Worthy News learned that the heavier 2,000-pound bombs in the same shipment have not yet been released.
Biden made the decision only weeks after Israeli Prime Minister Benjamin Netanyahu pleaded for help in dramatic video footage. “It’s inconceivable that in the past few months, the [Biden] administration has been withholding weapons and ammunitions to Israel.”
Netanyahu added that “Israel, America’s closest ally, is fighting for its life, fighting against Iran, and against our other common enemies.”
Netanyahu said that U.S. Secretary of State Anthony Blinken told him that the Biden administration is “working day and night” to remove obstacles related to sending weapons to Israel, adding: “I certainly hope that this is the case, and it should be the case.”
The Israeli leader recalled that British Prime Minister Winston “Churchill said to the United States during World War Two: ‘Give us the tools, and we will do the job.’ And I say: Give us the tools, and we will finish the job much faster.”
US RECONSIDERS AID
However, the United States remains reluctant to provide all requested military assistance to Israel, which, besides Hamas, also faces a potential all-out war with Hamas’ ally Hezbollah in Lebanon.
Biden administration officials said, however, that heavier bombs were not yet delivered due to concern “on the end-use of the 2,000-pound bombs,” especially about Israel’s Rafah campaign.
“Because of how these shipments are put together, other munitions may sometimes be co-mingled. That’s what happened here with the 500-pound bombs,” a U.S. official told the Times of Israel (TOI) online newspaper.
“Since our main concern had been and remains the potential use of 2,000-pound bombs in Rafah and elsewhere in Gaza, the 500-pound bombs are moving forward as part of the usual process,” he added.
Israel has said the Israel Defense Forces need the heavy 2,000-pound bombs to “dismantle Hamas’ terror infrastructure,” such as tunnels that have been dug deep beneath Gaza’s civilian areas.
“Other than the one shipment with the 2,000-pound bombs that has been paused and remains paused, weapons shipments continue to move in due course.
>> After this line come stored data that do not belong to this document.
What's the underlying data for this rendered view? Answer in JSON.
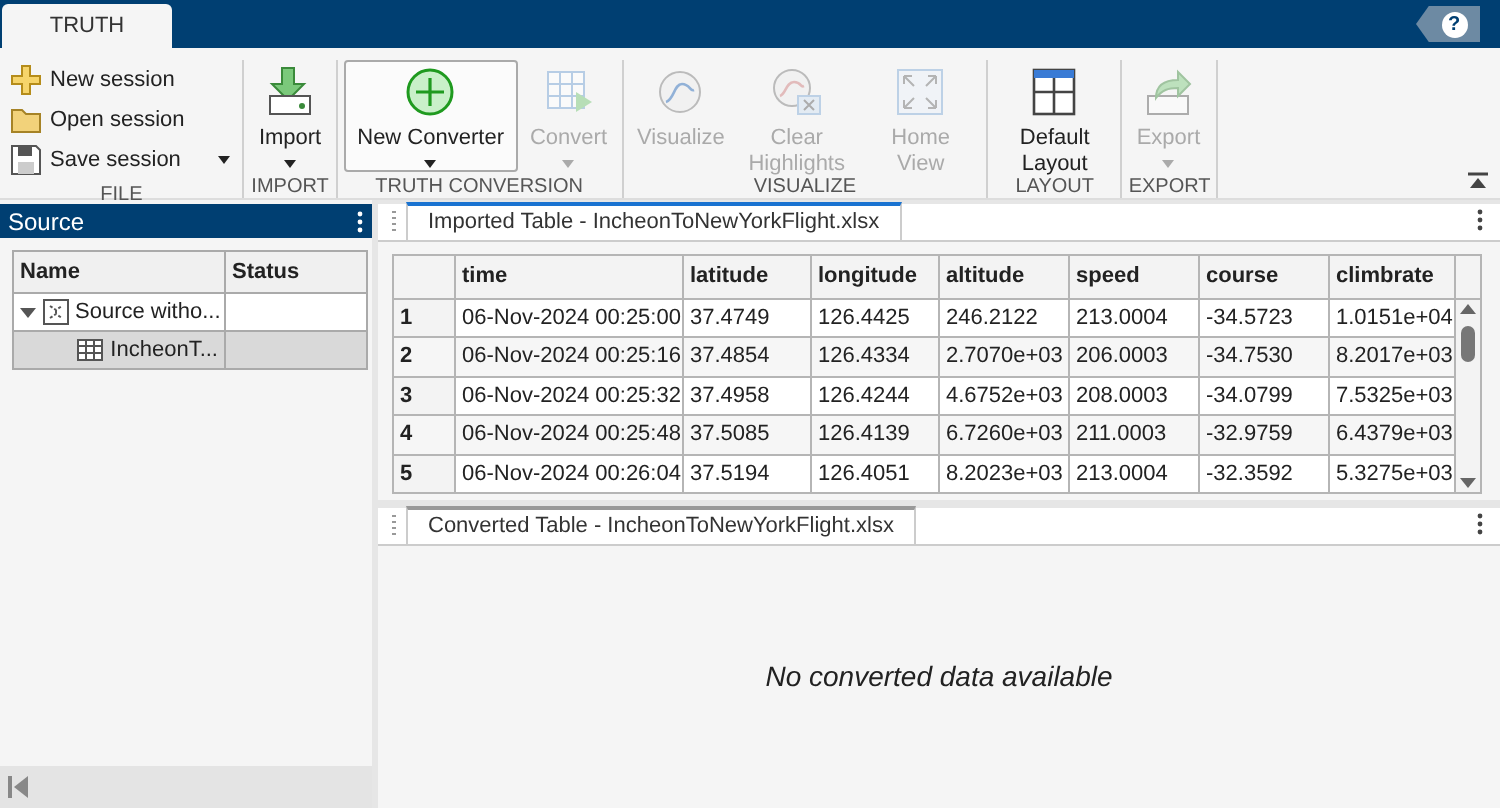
{
  "top_bar": {
    "tabs": [
      {
        "label": "TRUTH",
        "selected": true
      }
    ],
    "help": {
      "label": "?"
    }
  },
  "ribbon": {
    "sections": [
      {
        "title": "FILE",
        "items": [
          {
            "kind": "small",
            "label": "New session",
            "disabled": false,
            "dropdown": false,
            "highlighted": false
          },
          {
            "kind": "small",
            "label": "Open session",
            "disabled": false,
            "dropdown": false,
            "highlighted": false
          },
          {
            "kind": "small",
            "label": "Save session",
            "disabled": false,
            "dropdown": true,
            "highlighted": false
          }
        ]
      },
      {
        "title": "IMPORT",
        "items": [
          {
            "kind": "large",
            "label": "Import",
            "disabled": false,
            "dropdown": true,
            "highlighted": false
          }
        ]
      },
      {
        "title": "TRUTH CONVERSION",
        "items": [
          {
            "kind": "large",
            "label": "New Converter",
            "disabled": false,
            "dropdown": true,
            "highlighted": true
          },
          {
            "kind": "large",
            "label": "Convert",
            "disabled": true,
            "dropdown": true,
            "highlighted": false
          }
        ]
      },
      {
        "title": "VISUALIZE",
        "items": [
          {
            "kind": "large",
            "label": "Visualize",
            "disabled": true,
            "dropdown": false,
            "highlighted": false
          },
          {
            "kind": "large",
            "label": "Clear Highlights",
            "disabled": true,
            "dropdown": false,
            "highlighted": false
          },
          {
            "kind": "large",
            "label": "Home View",
            "disabled": true,
            "dropdown": false,
            "highlighted": false
          }
        ]
      },
      {
        "title": "LAYOUT",
        "items": [
          {
            "kind": "large",
            "label": "Default Layout",
            "disabled": false,
            "dropdown": false,
            "highlighted": false
          }
        ]
      },
      {
        "title": "EXPORT",
        "items": [
          {
            "kind": "large",
            "label": "Export",
            "disabled": true,
            "dropdown": true,
            "highlighted": false
          }
        ]
      }
    ]
  },
  "source_panel": {
    "title": "Source",
    "columns": [
      "Name",
      "Status"
    ],
    "tree": [
      {
        "kind": "source",
        "name": "Source witho...",
        "expanded": true,
        "selected": false,
        "children": [
          {
            "kind": "table",
            "name": "IncheonT...",
            "selected": true
          }
        ]
      }
    ]
  },
  "imported_panel": {
    "tab": {
      "label": "Imported Table - IncheonToNewYorkFlight.xlsx",
      "active": true
    },
    "table": {
      "columns": [
        "time",
        "latitude",
        "longitude",
        "altitude",
        "speed",
        "course",
        "climbrate"
      ],
      "rows": [
        {
          "index": "1",
          "cells": [
            "06-Nov-2024 00:25:00",
            "37.4749",
            "126.4425",
            "246.2122",
            "213.0004",
            "-34.5723",
            "1.0151e+04"
          ]
        },
        {
          "index": "2",
          "cells": [
            "06-Nov-2024 00:25:16",
            "37.4854",
            "126.4334",
            "2.7070e+03",
            "206.0003",
            "-34.7530",
            "8.2017e+03"
          ]
        },
        {
          "index": "3",
          "cells": [
            "06-Nov-2024 00:25:32",
            "37.4958",
            "126.4244",
            "4.6752e+03",
            "208.0003",
            "-34.0799",
            "7.5325e+03"
          ]
        },
        {
          "index": "4",
          "cells": [
            "06-Nov-2024 00:25:48",
            "37.5085",
            "126.4139",
            "6.7260e+03",
            "211.0003",
            "-32.9759",
            "6.4379e+03"
          ]
        },
        {
          "index": "5",
          "cells": [
            "06-Nov-2024 00:26:04",
            "37.5194",
            "126.4051",
            "8.2023e+03",
            "213.0004",
            "-32.3592",
            "5.3275e+03"
          ]
        }
      ]
    }
  },
  "converted_panel": {
    "tab": {
      "label": "Converted Table - IncheonToNewYorkFlight.xlsx",
      "active": false
    },
    "message": "No converted data available"
  }
}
But we’re not going to get into specifics of every shipment,” a National Security Council spokesman added.
U.S. State Department Spokesman Matthew Miller defended that decision, saying Israel’s intense Rafah operation was not “on the scale of” past IDF operations in Gaza City and Khan Younis. “This so far is a different type of military operation,” he stressed.
MOUNTING DEATH TOLL
The Hamas-run health ministry in Gaza says more than 38,000 Palestinians have been killed.
Those figures have been complex to verify independently, and Gaza authorities do not differentiate between combatants and civilians.
Israel’s government says it launched the Gaza invasion after Hamas killed some 1,200 people and kidnapped about 250 other persons in Israel on October 7. Some 120 hostages remain unaccounted for in Gaza, including four kidnapped in 2014 and 2015.
Yet, Israel has expressed concern that the lack of more heavy weapons from the United States could undermine its military efforts to protect the Jewish nation amid mounting dangers.
“The Israeli military is stretched to the point right now where it’s operating in Gaza and in the north and in the West Bank — and that is having a strain on its capabilities,” said Rami Dajani, an expert on Israel and the Palestinian territories at the International Crisis Group (ICG) in a recent assessment.
Israel’s army is one of the world’s best-funded militaries, but it relies on reservists for much of its fighting force.
However, with Hezbollah increasing its attacks against Israel, concerns remained Thursday about the delays in American ammunition deliveries.